Though valuable as a process, science is always problematic as an institution. Charles Darwin often expressed gratitude for being able to be a gentleman scientist with no need for an institutional affiliation. Unfortunately, as a practical matter, the gentleman scientist no longer exists. Even in the 19th Century, most scientists needed institutional homes, and today science almost inevitably requires outside funding. In some fields, including climate, the government has essentially a monopoly on such funding.

Expanded funding is eagerly sought, but the expansion of funding inevitably invites rent-seeking by scientists, university administration, and government bureaucracies. The public square brings its own dynamic into the process of science: most notably, it involves the coupling of science to specific policy issues. This is a crucial element in the climate issue, but comparable examples have existed in other fields, including eugenics and immigration, and Lysenkoism and agronomy.

Although there are many reasons why some scientists might want to bring their field into the public square, the cases described here appear, instead, to be cases in which those with political agendas found it useful to employ science. This immediately involves a distortion of science at a very basic level: namely, science becomes a source of authority rather than a mode of inquiry.

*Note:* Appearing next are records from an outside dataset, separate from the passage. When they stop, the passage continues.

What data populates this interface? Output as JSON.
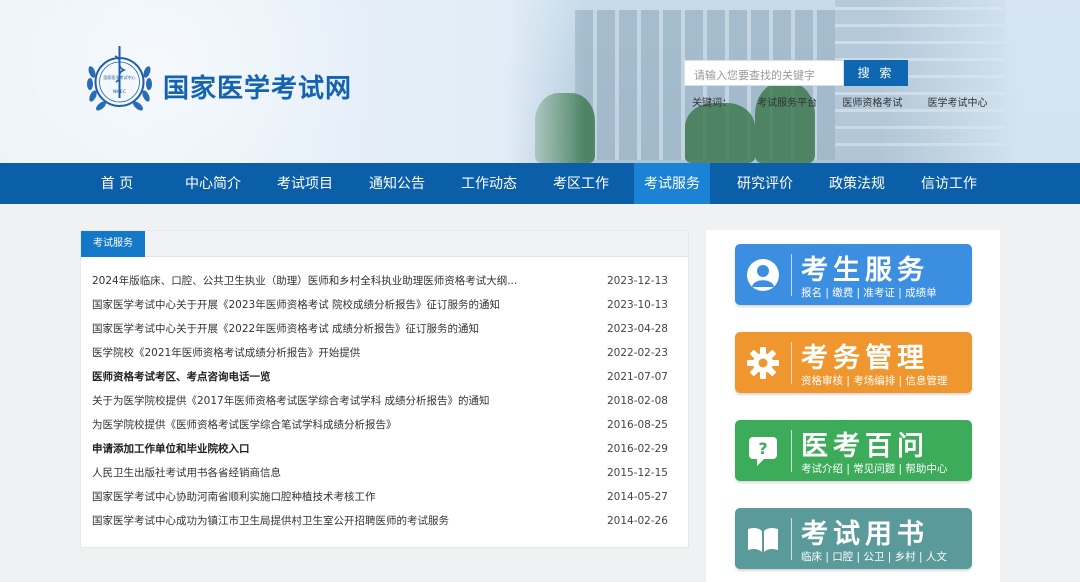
{
  "header": {
    "site_title": "国家医学考试网",
    "logo_text_top": "国家医学考试中心",
    "logo_text_bottom": "NMEC",
    "search_placeholder": "请输入您要查找的关键字",
    "search_button": "搜 索",
    "keywords_label": "关键词：",
    "keywords": [
      "考试服务平台",
      "医师资格考试",
      "医学考试中心"
    ]
  },
  "nav": {
    "items": [
      "首 页",
      "中心简介",
      "考试项目",
      "通知公告",
      "工作动态",
      "考区工作",
      "考试服务",
      "研究评价",
      "政策法规",
      "信访工作"
    ],
    "active_index": 6
  },
  "news_panel": {
    "tab_label": "考试服务",
    "items": [
      {
        "title": "2024年版临床、口腔、公共卫生执业（助理）医师和乡村全科执业助理医师资格考试大纲...",
        "date": "2023-12-13",
        "bold": false
      },
      {
        "title": "国家医学考试中心关于开展《2023年医师资格考试 院校成绩分析报告》征订服务的通知",
        "date": "2023-10-13",
        "bold": false
      },
      {
        "title": "国家医学考试中心关于开展《2022年医师资格考试 成绩分析报告》征订服务的通知",
        "date": "2023-04-28",
        "bold": false
      },
      {
        "title": "医学院校《2021年医师资格考试成绩分析报告》开始提供",
        "date": "2022-02-23",
        "bold": false
      },
      {
        "title": "医师资格考试考区、考点咨询电话一览",
        "date": "2021-07-07",
        "bold": true
      },
      {
        "title": "关于为医学院校提供《2017年医师资格考试医学综合考试学科 成绩分析报告》的通知",
        "date": "2018-02-08",
        "bold": false
      },
      {
        "title": "为医学院校提供《医师资格考试医学综合笔试学科成绩分析报告》",
        "date": "2016-08-25",
        "bold": false
      },
      {
        "title": "申请添加工作单位和毕业院校入口",
        "date": "2016-02-29",
        "bold": true
      },
      {
        "title": "人民卫生出版社考试用书各省经销商信息",
        "date": "2015-12-15",
        "bold": false
      },
      {
        "title": "国家医学考试中心协助河南省顺利实施口腔种植技术考核工作",
        "date": "2014-05-27",
        "bold": false
      },
      {
        "title": "国家医学考试中心成功为镇江市卫生局提供村卫生室公开招聘医师的考试服务",
        "date": "2014-02-26",
        "bold": false
      }
    ]
  },
  "services": [
    {
      "title": "考生服务",
      "sub": "报名 | 缴费 | 准考证 | 成绩单",
      "color": "#3b8ee0",
      "icon": "person-icon"
    },
    {
      "title": "考务管理",
      "sub": "资格审核 | 考场编排 | 信息管理",
      "color": "#f0962e",
      "icon": "gear-icon"
    },
    {
      "title": "医考百问",
      "sub": "考试介绍 | 常见问题 | 帮助中心",
      "color": "#3cab5a",
      "icon": "question-icon"
    },
    {
      "title": "考试用书",
      "sub": "临床 | 口腔 | 公卫 | 乡村 | 人文",
      "color": "#5b9a9a",
      "icon": "book-icon"
    }
  ]
}
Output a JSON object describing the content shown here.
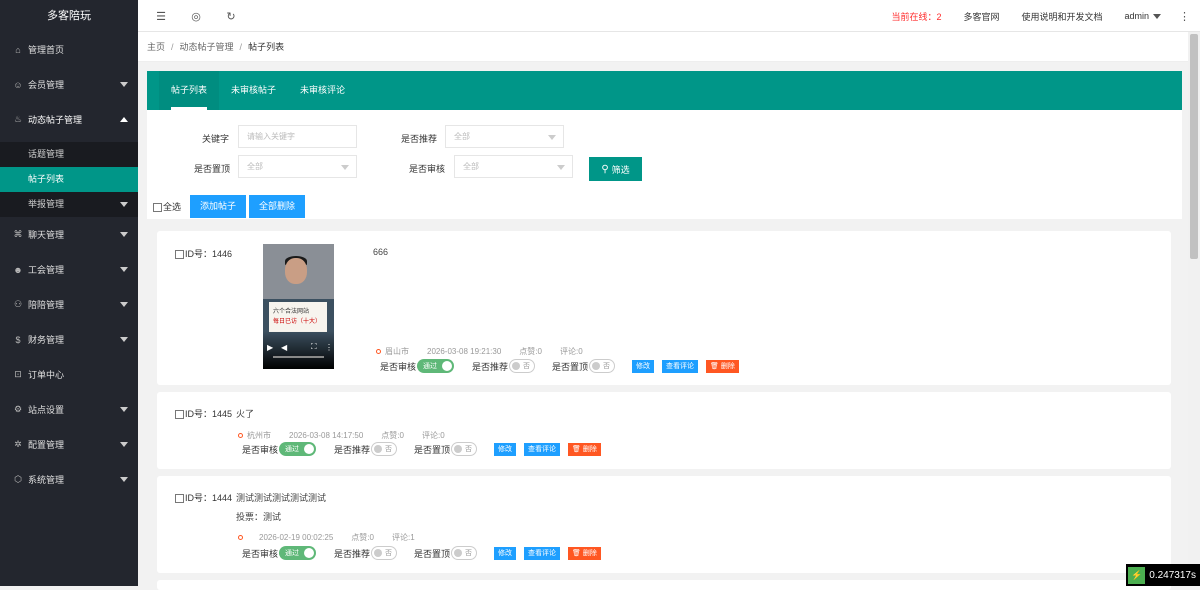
{
  "app": {
    "title": "多客陪玩"
  },
  "sidebar": {
    "items": [
      {
        "label": "管理首页",
        "icon": "home-icon"
      },
      {
        "label": "会员管理",
        "icon": "user-icon"
      },
      {
        "label": "动态帖子管理",
        "icon": "fire-icon"
      },
      {
        "label": "聊天管理",
        "icon": "chat-icon"
      },
      {
        "label": "工会管理",
        "icon": "group-icon"
      },
      {
        "label": "陪陪管理",
        "icon": "companion-icon"
      },
      {
        "label": "财务管理",
        "icon": "money-icon"
      },
      {
        "label": "订单中心",
        "icon": "cart-icon"
      },
      {
        "label": "站点设置",
        "icon": "settings-icon"
      },
      {
        "label": "配置管理",
        "icon": "config-icon"
      },
      {
        "label": "系统管理",
        "icon": "system-icon"
      }
    ],
    "submenu": [
      {
        "label": "话题管理"
      },
      {
        "label": "帖子列表"
      },
      {
        "label": "举报管理"
      }
    ]
  },
  "header": {
    "online": "当前在线：2",
    "site": "多客官网",
    "docs": "使用说明和开发文档",
    "user": "admin"
  },
  "breadcrumb": {
    "home": "主页",
    "section": "动态帖子管理",
    "current": "帖子列表"
  },
  "tabs": [
    {
      "label": "帖子列表"
    },
    {
      "label": "未审核帖子"
    },
    {
      "label": "未审核评论"
    }
  ],
  "filters": {
    "keyword_label": "关键字",
    "keyword_placeholder": "请输入关键字",
    "recommend_label": "是否推荐",
    "recommend_value": "全部",
    "top_label": "是否置顶",
    "top_value": "全部",
    "audit_label": "是否审核",
    "audit_value": "全部",
    "filter_button": "筛选"
  },
  "actions": {
    "select_all": "全选",
    "add": "添加帖子",
    "delete_all": "全部删除"
  },
  "post_labels": {
    "audit": "是否审核",
    "recommend": "是否推荐",
    "top": "是否置顶",
    "on": "通过",
    "off": "否",
    "edit": "修改",
    "view_comments": "查看评论",
    "delete": "删除"
  },
  "posts": [
    {
      "id": "ID号：1446",
      "text": "666",
      "city": "眉山市",
      "time": "2026-03-08 19:21:30",
      "likes": "点赞:0",
      "comments": "评论:0",
      "video_caption_1": "六个合法网站",
      "video_caption_2": "每日已访（十大）"
    },
    {
      "id": "ID号：1445",
      "text": "火了",
      "city": "杭州市",
      "time": "2026-03-08 14:17:50",
      "likes": "点赞:0",
      "comments": "评论:0"
    },
    {
      "id": "ID号：1444",
      "text": "测试测试测试测试测试",
      "vote": "投票：测试",
      "city": "",
      "time": "2026-02-19 00:02:25",
      "likes": "点赞:0",
      "comments": "评论:1"
    }
  ],
  "timer": "0.247317s"
}
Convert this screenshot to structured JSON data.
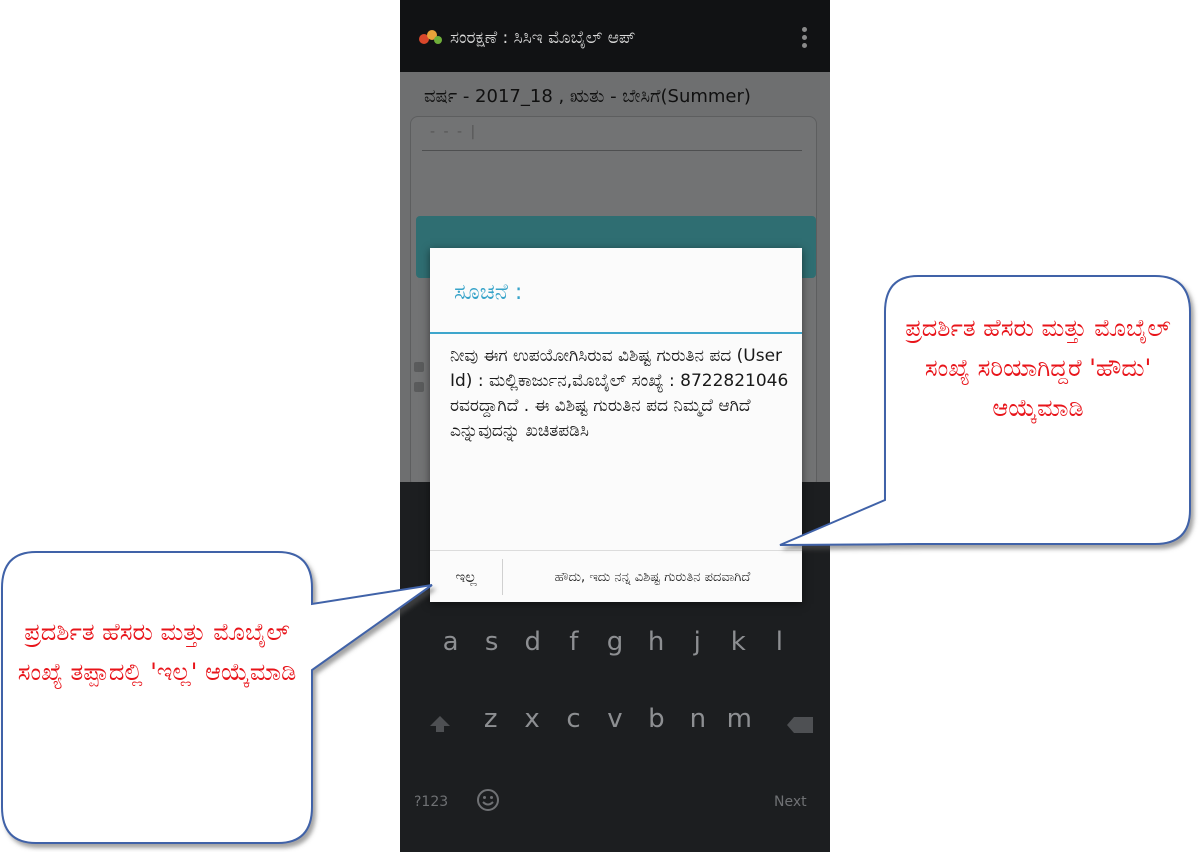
{
  "app": {
    "title": "ಸಂರಕ್ಷಣೆ : ಸಿಸಿಇ ಮೊಬೈಲ್ ಆಪ್",
    "season": "ವರ್ಷ - 2017_18 , ಋತು - ಬೇಸಿಗೆ(Summer)",
    "field_value": "- - - |"
  },
  "dialog": {
    "title": "ಸೂಚನೆ :",
    "message": "ನೀವು ಈಗ ಉಪಯೋಗಿಸಿರುವ ವಿಶಿಷ್ಟ ಗುರುತಿನ ಪದ (User Id) : ಮಲ್ಲಿಕಾರ್ಜುನ,ಮೊಬೈಲ್ ಸಂಖ್ಯೆ : 8722821046 ರವರದ್ದಾಗಿದೆ . ಈ ವಿಶಿಷ್ಟ ಗುರುತಿನ ಪದ ನಿಮ್ಮದೆ ಆಗಿದೆ ಎನ್ನುವುದನ್ನು ಖಚಿತಪಡಿಸಿ",
    "no_label": "ಇಲ್ಲ",
    "yes_label": "ಹೌದು, ಇದು ನನ್ನ ವಿಶಿಷ್ಟ ಗುರುತಿನ ಪದವಾಗಿದೆ"
  },
  "keyboard": {
    "row2": [
      "a",
      "s",
      "d",
      "f",
      "g",
      "h",
      "j",
      "k",
      "l"
    ],
    "row3": [
      "z",
      "x",
      "c",
      "v",
      "b",
      "n",
      "m"
    ],
    "row4_left": "?123",
    "row4_right": "Next"
  },
  "callouts": {
    "right": "ಪ್ರದರ್ಶಿತ ಹೆಸರು ಮತ್ತು ಮೊಬೈಲ್ ಸಂಖ್ಯೆ ಸರಿಯಾಗಿದ್ದರೆ 'ಹೌದು' ಆಯ್ಕೆಮಾಡಿ",
    "left": "ಪ್ರದರ್ಶಿತ ಹೆಸರು ಮತ್ತು ಮೊಬೈಲ್ ಸಂಖ್ಯೆ ತಪ್ಪಾದಲ್ಲಿ 'ಇಲ್ಲ' ಆಯ್ಕೆಮಾಡಿ",
    "border_color": "#3f62a8",
    "text_color": "#e8141a"
  }
}
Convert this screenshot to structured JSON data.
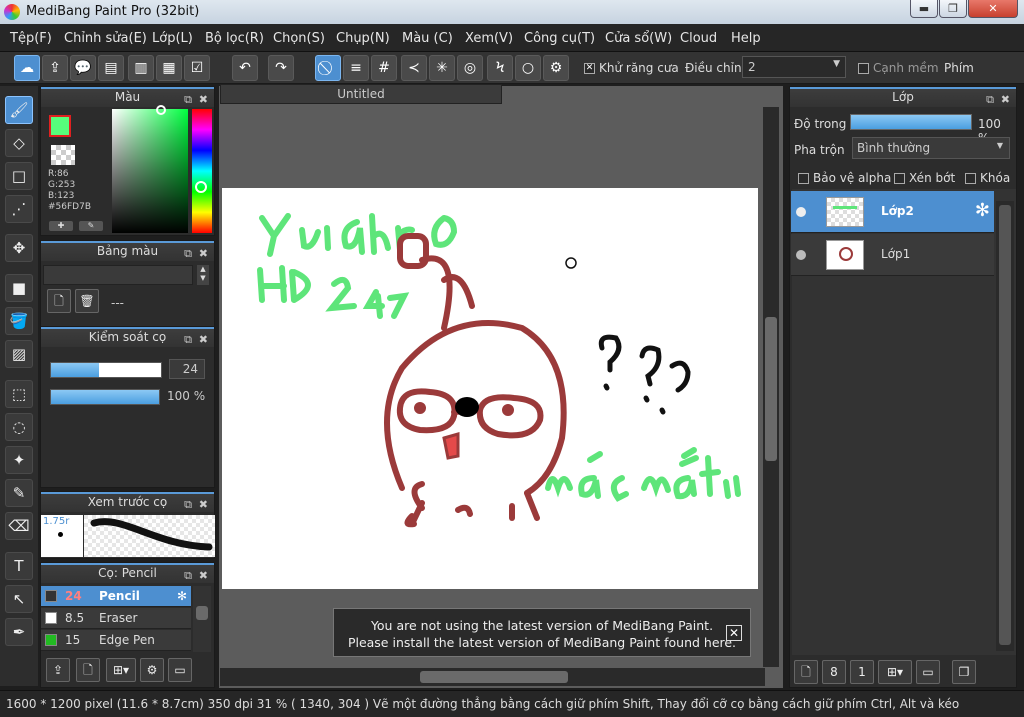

The real utility of science stems from the latter; the political utility stems from the former

For science to be politically useful, several features are involved:

  • Powerful advocacy groups claiming to represent both science and the public in the name of morality and superior wisdom;
  • Simplistic depictions of the underlying science so as to facilitate widespread “understanding”;
  • “Events,” real or contrived, interpreted in such a manner as to promote a sense of urgency in the public at large;
  • Scientists flattered by public attention (including financial support) and deferent to “political will” and popular assessment of virtue; and
  • Significant numbers of scientists eager to produce the science demanded by the “public.”

These features are hardly independent. Moreover, they interact in important ways (see Figure 1). This tale illustrated in the figure is not meant to explain any particular abuse of science but rather to demonstrate why the system is vulnerable to abuse.